Anyway if you have to crop away useful active content left/right, then I wouldn’t do it, when you crop no content just black bars, then you can crop, if you like.

I’m curious. When you upscale the vertical resolution from 480 → 528, what upscaling algorithm to you use?

I tend to do err on removing some horizontal signal (I.e. doing the 704->640 resize) than weakening the vertical signal, because… ML upscalers perform better on strong signals than weak. If they detect weak signals they’re unable to extract as much information compared to stronger ones. And at SD resolution, the actual signal loss going from 704->640 isn’t that bad, especially if one uses a lanczos/spline resizer as those are pretty good at choosing signal instead of noise for retention.

Personally I do the 640x480 resize then upscale with ML. The 4:3 ratio makes the target resolutions more “natural” also, which is another small boon. 1.5x: 960x720, 2x: 1280x960, 2.25x: 1440x1080.

If you have the ITU spec at hand, does it say anything about why they propose stretching the vertical dimension?

Often I use Spline Value 2 or 4, the result is sharper than using Lanczos and some models specially Starlight is better having a little bit harder footage. Yes stretch does weaken but heavy reconstruction models compensates. I can’t say for sure this method is the best, I just can observe and and my experience here is do never lower source resolution because it’s always a loss

Yes but I don’t have 2.25x Starlight. I do 2x SLM then again 2xSLM on I go the final resolution into hybrid with scale and doing other things like dehalo and add grain.

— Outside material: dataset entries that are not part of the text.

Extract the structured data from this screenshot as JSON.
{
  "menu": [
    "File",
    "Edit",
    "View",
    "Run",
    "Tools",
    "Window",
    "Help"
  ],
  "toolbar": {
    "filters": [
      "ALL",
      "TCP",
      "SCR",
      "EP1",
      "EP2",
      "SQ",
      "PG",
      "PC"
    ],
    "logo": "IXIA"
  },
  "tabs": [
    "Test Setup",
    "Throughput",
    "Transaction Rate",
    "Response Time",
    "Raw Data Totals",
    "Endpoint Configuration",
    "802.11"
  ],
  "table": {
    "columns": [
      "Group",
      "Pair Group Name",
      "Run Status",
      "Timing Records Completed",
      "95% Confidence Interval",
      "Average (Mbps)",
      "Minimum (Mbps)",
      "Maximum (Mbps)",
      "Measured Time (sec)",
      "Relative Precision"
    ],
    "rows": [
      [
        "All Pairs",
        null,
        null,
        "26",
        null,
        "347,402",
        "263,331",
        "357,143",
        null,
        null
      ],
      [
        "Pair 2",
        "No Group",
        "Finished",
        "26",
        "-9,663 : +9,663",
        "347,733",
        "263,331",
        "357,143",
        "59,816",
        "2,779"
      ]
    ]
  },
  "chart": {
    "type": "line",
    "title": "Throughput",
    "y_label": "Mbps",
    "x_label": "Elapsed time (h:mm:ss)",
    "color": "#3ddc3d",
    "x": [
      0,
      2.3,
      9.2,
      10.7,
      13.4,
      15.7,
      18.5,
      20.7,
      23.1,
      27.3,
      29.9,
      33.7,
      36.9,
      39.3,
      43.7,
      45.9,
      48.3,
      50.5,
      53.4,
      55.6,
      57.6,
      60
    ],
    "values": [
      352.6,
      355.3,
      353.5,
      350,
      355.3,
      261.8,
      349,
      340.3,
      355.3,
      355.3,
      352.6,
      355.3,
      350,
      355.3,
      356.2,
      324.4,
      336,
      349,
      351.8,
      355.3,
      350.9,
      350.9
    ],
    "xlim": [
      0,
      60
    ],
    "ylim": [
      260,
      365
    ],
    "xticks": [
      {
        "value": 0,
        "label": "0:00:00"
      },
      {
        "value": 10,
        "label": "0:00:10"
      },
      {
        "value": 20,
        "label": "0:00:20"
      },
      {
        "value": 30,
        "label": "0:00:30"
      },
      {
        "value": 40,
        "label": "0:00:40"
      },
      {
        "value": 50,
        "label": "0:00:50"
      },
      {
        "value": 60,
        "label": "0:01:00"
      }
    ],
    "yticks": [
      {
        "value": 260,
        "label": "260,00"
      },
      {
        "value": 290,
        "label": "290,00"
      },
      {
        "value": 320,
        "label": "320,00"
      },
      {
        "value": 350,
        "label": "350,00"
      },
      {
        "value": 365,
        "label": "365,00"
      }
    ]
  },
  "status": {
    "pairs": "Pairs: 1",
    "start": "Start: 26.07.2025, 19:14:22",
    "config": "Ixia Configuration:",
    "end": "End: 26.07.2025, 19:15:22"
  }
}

I refered to “IanTopaz” post he wrote he has 480p, 704x528 or 720x540 is also 4:3. With 540p you hit exactly 2160p when doing 4x or dual (x2 x2) upscale. PAL is 720 x 576, I do here 768x576 when it’s made for 4:3

EDIT:
I just made a mistake. Neither downscaling to 640 horizontally nor stretching to 540 vertically is ideal here, there is something better. User “IanTopaz” wrote that he has 720x480 DV Source → do not scale this when its made for 4:3 play

Upscale 720x480 directly with Topaz, for example 3x gives you 2160x1440, and then compress upscaled one from 2160x1440 to 1920x1440 :wink: This step is not a loss, but rather a gain when you have to get to 4:3, you deliver your upscale model the full native pixels.